Chatib bilang, pihaknya meminta industri kategori UMKM bisa mendapatkan kemudahan dan insentif. Sementara industri yang sudah modern tidak akan mendapatkan perlindungan pemerintah. "Satu hal yang diminta BKPM adalah melindungi UMKM," ujarnya, akhir pekan lalu.
Selain perlindungan UMKM, Chatib bilang dalam BKPM juga mengusulkan agar investasi yang masuk ke luar Pulau Jawa harus memberikan dampak terhadap perkembangan UMKM di wilayah setempat. BKPM juga sudah mengusulkan standar investasi yang bisa mendapat insentif dan kemudahan investasi.
Deputi Bidang Industri dan Perdagangan Kementerian Koordinator Bidang Perekonomian Edy Putra Irawadi membenarkan akan menggelar rakor DNI pada pekan ini. Tapi baik Chatib maupun Edy masih enggan memerinci apa bentuk perubahan DNI.

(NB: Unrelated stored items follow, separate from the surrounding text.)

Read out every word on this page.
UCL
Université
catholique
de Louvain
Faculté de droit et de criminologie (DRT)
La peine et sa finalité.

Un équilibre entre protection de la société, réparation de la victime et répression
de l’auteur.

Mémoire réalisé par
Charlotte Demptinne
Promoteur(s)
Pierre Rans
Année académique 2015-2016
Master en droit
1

Edy mengakui draf usulan DNI sudah dia terima oleh Kantor Menko. Usulan tersbut berasal dari semua instansi.
Pembahasan DNI ini menjadi satu paket rencana pemerintah menyederhanakan proses investasi. Menteri Koordinator Perekonomian, Hatta Radjasa sebelumnya mengatakan, saat ini pemerintah tengah membahas mengenai upaya pemangkasan proses birokrasi bagi pengusaha yang akan berinvestasi.
Selama ini proses perizinan usaha di Indonesia sangat rumit dan panjang. Untuk sekali proses izin usaha, diperlukan lebih dari 30 surat izin dari berbagai instansi terkait. Bahkan Bank Dunia mencatat untuk memulai usaha di Indonesia membutuhkan waktu minimal 47 hari. Lalu ongkosnya juga dianggap masih mahal.